I am trying to learn to make anonymous http requests and have had some success but my most recent attempt is not accepting my request (requesocks.exceptions.HTTPError: 400 Client Error). I am using tor to obtain an anonymous IP. Here's my code:
from fake_useragent import UserAgent
import requests
import requesocks
def newUserAgent():
"adds a new User-Agent item to HEADERS dictionary"
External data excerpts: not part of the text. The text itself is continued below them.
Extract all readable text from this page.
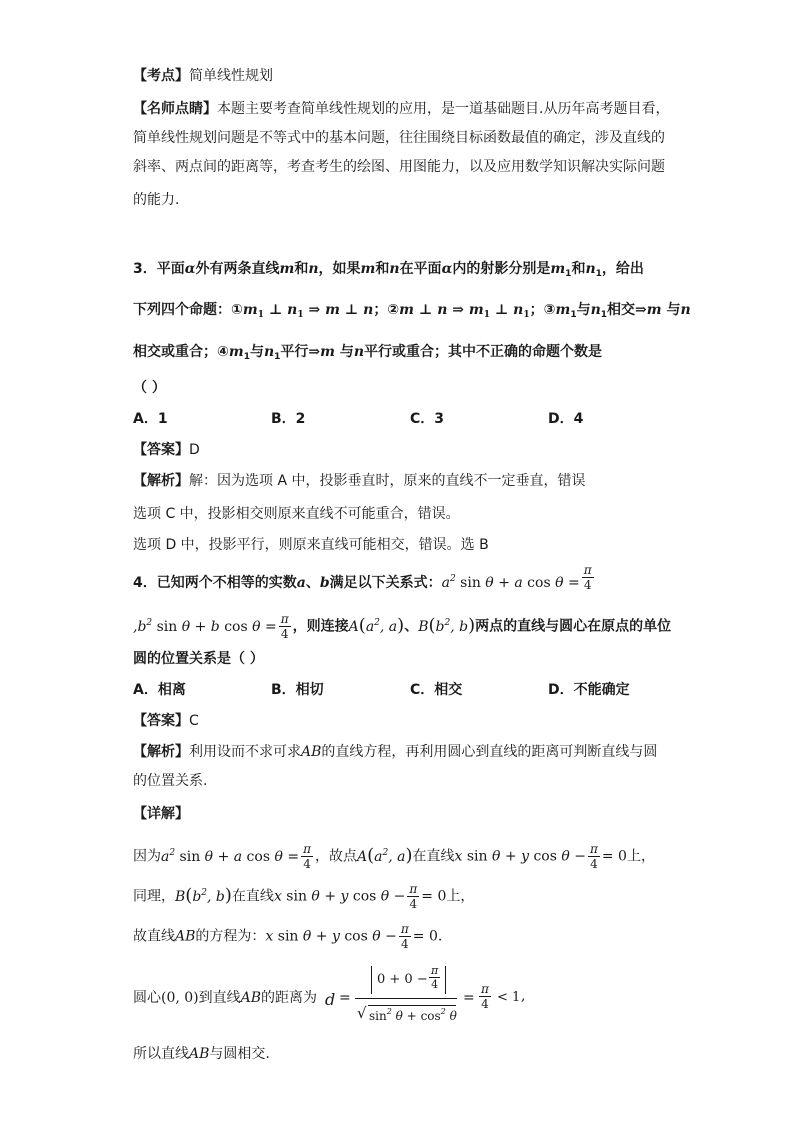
【考点】简单线性规划
【名师点睛】本题主要考查简单线性规划的应用，是一道基础题目.从历年高考题目看，
简单线性规划问题是不等式中的基本问题，往往围绕目标函数最值的确定，涉及直线的
斜率、两点间的距离等，考查考生的绘图、用图能力，以及应用数学知识解决实际问题
的能力.
3．平面α外有两条直线m和n，如果m和n在平面α内的射影分别是$m_1$和$n_1$，给出
下列四个命题：$①m_1$ ⊥ $n_1$ ⇒ m ⊥ n；②m ⊥ n ⇒ $m_1$ ⊥ $n_1$；$③m_1$与$n_1$相交⇒m 与n
相交或重合；$④m_1$与$n_1$平行⇒m 与n平行或重合；其中不正确的命题个数是
（ ）
A．1	B．2	C．3	D．4
【答案】D
【解析】解：因为选项 A 中，投影垂直时，原来的直线不一定垂直，错误
选项 C 中，投影相交则原来直线不可能重合，错误。
选项 D 中，投影平行，则原来直线可能相交，错误。选 B
4．已知两个不相等的实数a、b满足以下关系式：$a^2$ sin θ + a $\cos \theta = \frac{\pi}{4}$
$,b^2$ sin θ + b $\cos \theta = \frac{\pi}{4}$ ，则连接$A(a^2$, a)、$B(b^2$, b)两点的直线与圆心在原点的单位
圆的位置关系是（ ）
A．相离	B．相切	C．相交	D．不能确定
【答案】C
【解析】利用设而不求可求AB的直线方程，再利用圆心到直线的距离可判断直线与圆
的位置关系.
【详解】
因为$a^2$ sin θ + a $\cos \theta = \frac{\pi}{4}$ ，故点$A(a^2$, a)在直线x sin θ + y $\cos \theta - \frac{\pi}{4} = 0$上，
同理，$B(b^2$, b)在直线x sin θ + y $\cos \theta - \frac{\pi}{4} = 0$上，
故直线AB的方程为：x sin θ + y $\cos \theta - \frac{\pi}{4} = 0$.
圆心(0, 0)到直线AB的距离为 d =
$0 + 0 - \frac{\pi}{4}$
√ $\sin^2 \theta + \cos^2 \theta$
= $\frac{\pi}{4} < 1$ ,
所以直线AB与圆相交.
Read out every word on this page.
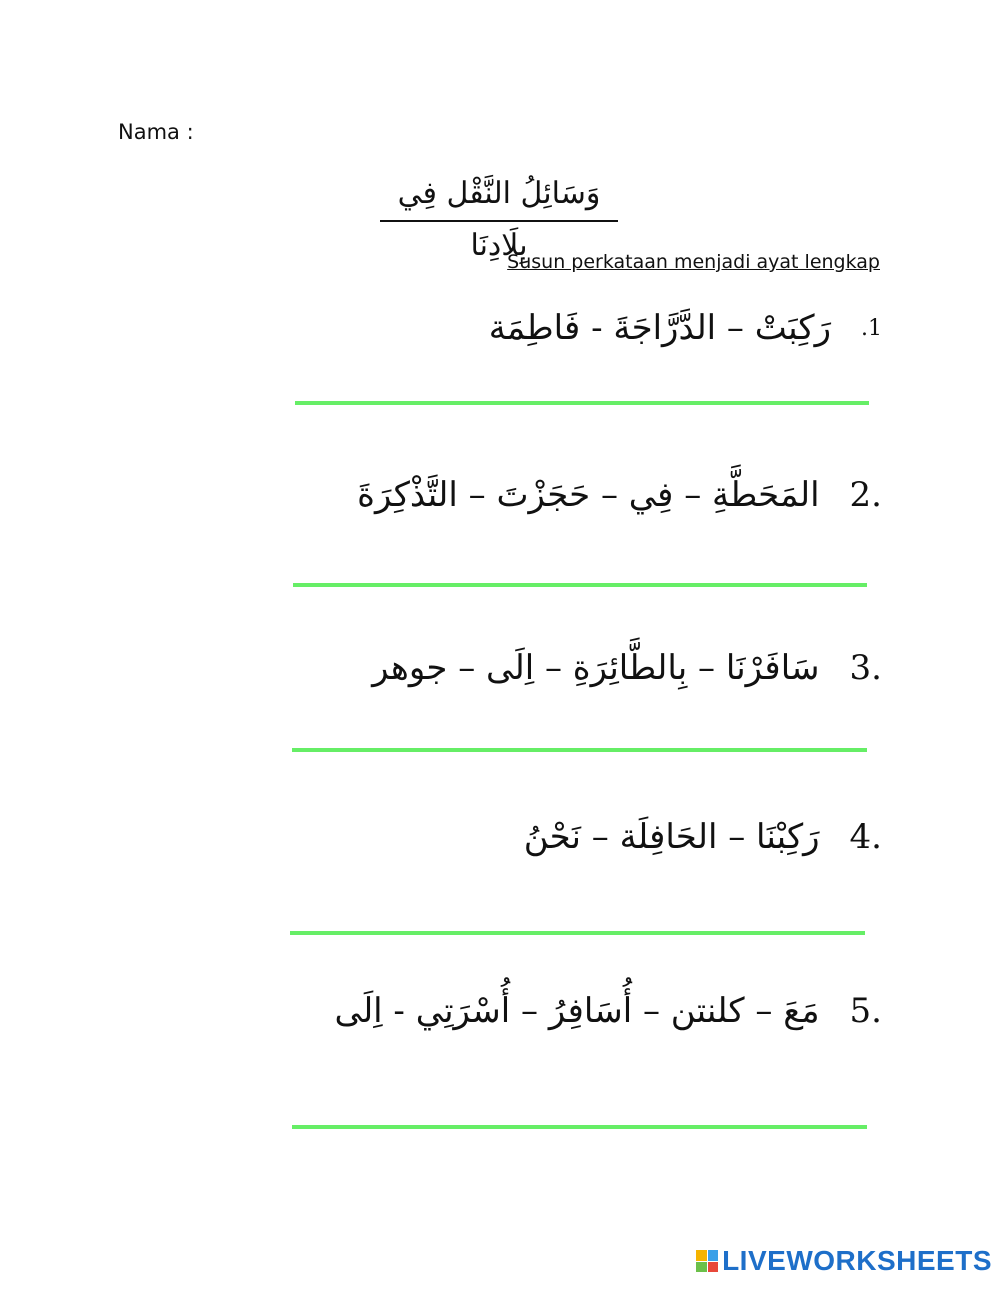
Nama :
وَسَائِلُ النَّقْل فِي بِلَادِنَا
Susun perkataan menjadi ayat lengkap
.1
رَكِبَتْ – الدَّرَّاجَةَ - فَاطِمَة
2.
المَحَطَّةِ – فِي – حَجَزْتَ – التَّذْكِرَةَ
3.
سَافَرْنَا – بِالطَّائِرَةِ – اِلَى – جوهر
4.
رَكِبْنَا – الحَافِلَة – نَحْنُ
5.
مَعَ – كلنتن – أُسَافِرُ – أُسْرَتِي - اِلَى
LIVEWORKSHEETS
HEADERS['User-Agent'] = UA.random
def newUrl():
"increments CurrentPage and returns url"
url = 'http://www.realtor.ca/Residential/Map.aspx#CultureId=1&ApplicationId=1&RecordsPerPage=9&MaximumResults=9&PropertyTypeId=300&TransactionTypeId=2' \
'&StoreyRange=0-0&OwnershipTypeGroupId=1&BuildingTypeId=1&BedRange=0-0&BathRange=0-0&LongitudeMin=-119.66980648040801&LongitudeMax=-119.58174419403106' \
'&LatitudeMin=49.822197219797346&LatitudeMax=49.84943388971021&SortOrder=A&SortBy=1&viewState=l&Longitude=-119.487716674805&Latitude=49.8434562683105' \
'&CurrentPage=' + str(CURRENT_PAGE + 1)
return url
def getDataDict():
"returns data_dict from msl.ca url"
# Reset User-Agent in HEADERS, increment CurrentPage in url
newUserAgent()
url = newUrl()
# Check visible IP
ip = SESSION.get("http://icanhazip.com/")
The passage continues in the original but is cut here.